Her argument includes that the media should not give equal weight to “a very small minority” of skeptics, compared with “a huge majority” of warmists. Cory appears to have swallowed the finding of a student M.Sc. thesis that 97% of climate scientists believe in CAGW. Anyone in her medical cancer research field who put out data of such mendacity, would be tarred and feathered by Cory and run out of town on a rail.
Cory ignores the roll-call of American scientists, 31,000 to date, who have rejected the CAGW hypothesis. Even allowing for the credibility issues in all such petitions, there is obviously a reputable and substantial group of her global science peers who do not subscribe to her “climate-majority” views. This formidable body of scholars, she asserts, has “poor understanding”, a la anti-vaccination nuts, and is degrading public debate.

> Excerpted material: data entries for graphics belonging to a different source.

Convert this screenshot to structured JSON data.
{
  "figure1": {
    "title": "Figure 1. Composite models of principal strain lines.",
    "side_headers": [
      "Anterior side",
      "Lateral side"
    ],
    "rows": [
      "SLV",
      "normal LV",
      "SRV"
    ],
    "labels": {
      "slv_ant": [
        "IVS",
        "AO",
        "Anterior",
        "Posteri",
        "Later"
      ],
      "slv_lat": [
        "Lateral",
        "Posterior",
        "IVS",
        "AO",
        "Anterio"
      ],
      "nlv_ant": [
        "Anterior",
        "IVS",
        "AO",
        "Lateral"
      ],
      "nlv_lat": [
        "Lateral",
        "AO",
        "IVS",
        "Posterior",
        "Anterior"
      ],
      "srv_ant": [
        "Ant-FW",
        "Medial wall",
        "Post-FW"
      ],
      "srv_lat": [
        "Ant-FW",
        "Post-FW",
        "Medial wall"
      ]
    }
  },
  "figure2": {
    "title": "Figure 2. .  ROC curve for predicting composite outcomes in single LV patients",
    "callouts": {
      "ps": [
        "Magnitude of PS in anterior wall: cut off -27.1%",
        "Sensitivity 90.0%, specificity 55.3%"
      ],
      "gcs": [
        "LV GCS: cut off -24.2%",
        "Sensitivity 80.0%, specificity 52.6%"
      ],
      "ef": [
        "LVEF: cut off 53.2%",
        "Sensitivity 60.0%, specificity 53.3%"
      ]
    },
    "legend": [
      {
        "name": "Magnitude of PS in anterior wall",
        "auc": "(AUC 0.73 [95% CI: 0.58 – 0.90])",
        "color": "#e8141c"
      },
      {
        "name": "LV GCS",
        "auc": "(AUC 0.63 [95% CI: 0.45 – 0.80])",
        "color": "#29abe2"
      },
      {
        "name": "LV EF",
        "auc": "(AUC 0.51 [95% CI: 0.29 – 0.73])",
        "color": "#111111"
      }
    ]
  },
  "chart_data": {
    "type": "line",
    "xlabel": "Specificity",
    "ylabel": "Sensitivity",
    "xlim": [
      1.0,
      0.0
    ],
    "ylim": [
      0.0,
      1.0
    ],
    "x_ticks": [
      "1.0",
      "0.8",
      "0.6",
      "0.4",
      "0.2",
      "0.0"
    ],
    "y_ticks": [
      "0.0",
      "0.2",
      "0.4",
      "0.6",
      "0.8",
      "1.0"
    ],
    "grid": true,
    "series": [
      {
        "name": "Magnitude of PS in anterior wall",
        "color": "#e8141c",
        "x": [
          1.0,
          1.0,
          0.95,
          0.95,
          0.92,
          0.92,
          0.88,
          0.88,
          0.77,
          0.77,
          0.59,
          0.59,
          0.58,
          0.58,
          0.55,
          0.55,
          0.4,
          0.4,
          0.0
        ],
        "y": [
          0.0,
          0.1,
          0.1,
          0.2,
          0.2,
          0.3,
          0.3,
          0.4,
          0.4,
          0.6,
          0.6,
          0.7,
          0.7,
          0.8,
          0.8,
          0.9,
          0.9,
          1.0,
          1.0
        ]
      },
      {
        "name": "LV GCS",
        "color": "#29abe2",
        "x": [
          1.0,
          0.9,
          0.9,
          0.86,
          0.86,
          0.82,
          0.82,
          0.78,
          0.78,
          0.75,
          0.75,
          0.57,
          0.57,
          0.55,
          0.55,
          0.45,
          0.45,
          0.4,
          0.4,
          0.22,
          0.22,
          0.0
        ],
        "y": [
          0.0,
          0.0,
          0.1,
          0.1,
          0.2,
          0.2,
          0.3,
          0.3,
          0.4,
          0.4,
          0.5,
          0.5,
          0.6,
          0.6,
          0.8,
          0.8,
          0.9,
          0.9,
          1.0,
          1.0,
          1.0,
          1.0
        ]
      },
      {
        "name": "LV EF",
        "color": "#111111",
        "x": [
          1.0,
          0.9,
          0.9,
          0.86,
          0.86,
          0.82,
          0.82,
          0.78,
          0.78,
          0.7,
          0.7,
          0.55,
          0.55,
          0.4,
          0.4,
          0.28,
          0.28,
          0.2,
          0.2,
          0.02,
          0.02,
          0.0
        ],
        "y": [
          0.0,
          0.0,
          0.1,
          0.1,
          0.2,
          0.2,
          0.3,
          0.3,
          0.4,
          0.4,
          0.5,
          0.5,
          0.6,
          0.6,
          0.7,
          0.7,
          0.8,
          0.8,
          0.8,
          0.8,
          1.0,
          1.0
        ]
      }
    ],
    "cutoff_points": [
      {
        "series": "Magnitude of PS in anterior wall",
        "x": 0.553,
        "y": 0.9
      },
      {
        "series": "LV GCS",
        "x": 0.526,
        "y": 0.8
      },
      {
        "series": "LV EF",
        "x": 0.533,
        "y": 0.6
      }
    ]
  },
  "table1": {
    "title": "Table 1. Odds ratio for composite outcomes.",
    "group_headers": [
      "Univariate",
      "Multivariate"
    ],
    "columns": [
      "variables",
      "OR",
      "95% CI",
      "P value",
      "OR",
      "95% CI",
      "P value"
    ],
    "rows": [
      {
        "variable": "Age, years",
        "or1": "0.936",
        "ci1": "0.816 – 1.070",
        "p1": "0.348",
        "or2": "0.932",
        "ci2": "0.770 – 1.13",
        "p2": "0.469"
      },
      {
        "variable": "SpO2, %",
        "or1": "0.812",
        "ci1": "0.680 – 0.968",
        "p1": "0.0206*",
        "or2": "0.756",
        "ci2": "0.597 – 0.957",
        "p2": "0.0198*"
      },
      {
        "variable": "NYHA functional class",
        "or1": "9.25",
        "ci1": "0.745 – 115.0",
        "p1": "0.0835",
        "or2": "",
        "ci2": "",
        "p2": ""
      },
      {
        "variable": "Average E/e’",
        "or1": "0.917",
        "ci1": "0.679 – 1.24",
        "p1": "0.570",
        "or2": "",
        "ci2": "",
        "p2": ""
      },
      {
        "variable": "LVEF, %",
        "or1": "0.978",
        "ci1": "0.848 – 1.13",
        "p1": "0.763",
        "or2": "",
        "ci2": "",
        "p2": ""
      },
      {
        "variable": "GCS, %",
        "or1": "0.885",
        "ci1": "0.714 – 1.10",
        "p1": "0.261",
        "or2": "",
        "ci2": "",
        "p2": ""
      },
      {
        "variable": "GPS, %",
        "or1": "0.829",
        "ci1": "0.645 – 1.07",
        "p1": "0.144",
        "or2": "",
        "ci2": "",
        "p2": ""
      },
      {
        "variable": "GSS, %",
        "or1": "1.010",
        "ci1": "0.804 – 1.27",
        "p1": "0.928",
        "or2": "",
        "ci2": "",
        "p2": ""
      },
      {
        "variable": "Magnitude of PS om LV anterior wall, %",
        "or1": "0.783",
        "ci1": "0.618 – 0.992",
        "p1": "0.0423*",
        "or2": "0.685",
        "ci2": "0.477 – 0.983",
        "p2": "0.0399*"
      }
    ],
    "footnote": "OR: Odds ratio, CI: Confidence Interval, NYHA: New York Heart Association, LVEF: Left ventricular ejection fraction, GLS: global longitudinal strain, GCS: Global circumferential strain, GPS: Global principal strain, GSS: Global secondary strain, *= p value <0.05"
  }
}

She also seems unaware of her crushing non-sequitur. She argues that the media should respect only the views of the “huge majority” of warmists. Then without pausing for breath she says that “science is not political” but based on “observation, hypothesis, challenge and proof”.
So what is the media meant to do if it comes across scientific findings that, say, Antarctic ice is increasing (despite the globe allegedly warming strongly), that the Roman and Medieval warmings were higher than the 20th century warmings (giving our CO2 warmists an obvious question to answer), or, dare I mention it, that there has been no statistically significant warming for the past 16 years? Would the President of the Australian Academy of Science prefer that such findings be suppressed by a compliant media?
Cory began her term at the AAS as an unthinking warmist, accepting the fanciful findings of the Raupachs, Karolys and Flannerys as holy writ.  A few months ago she appeared to have become more respectful of “the science” as opposed to “the warmism”. But today she’s again a climate dogma devotee. How sad for the Academy.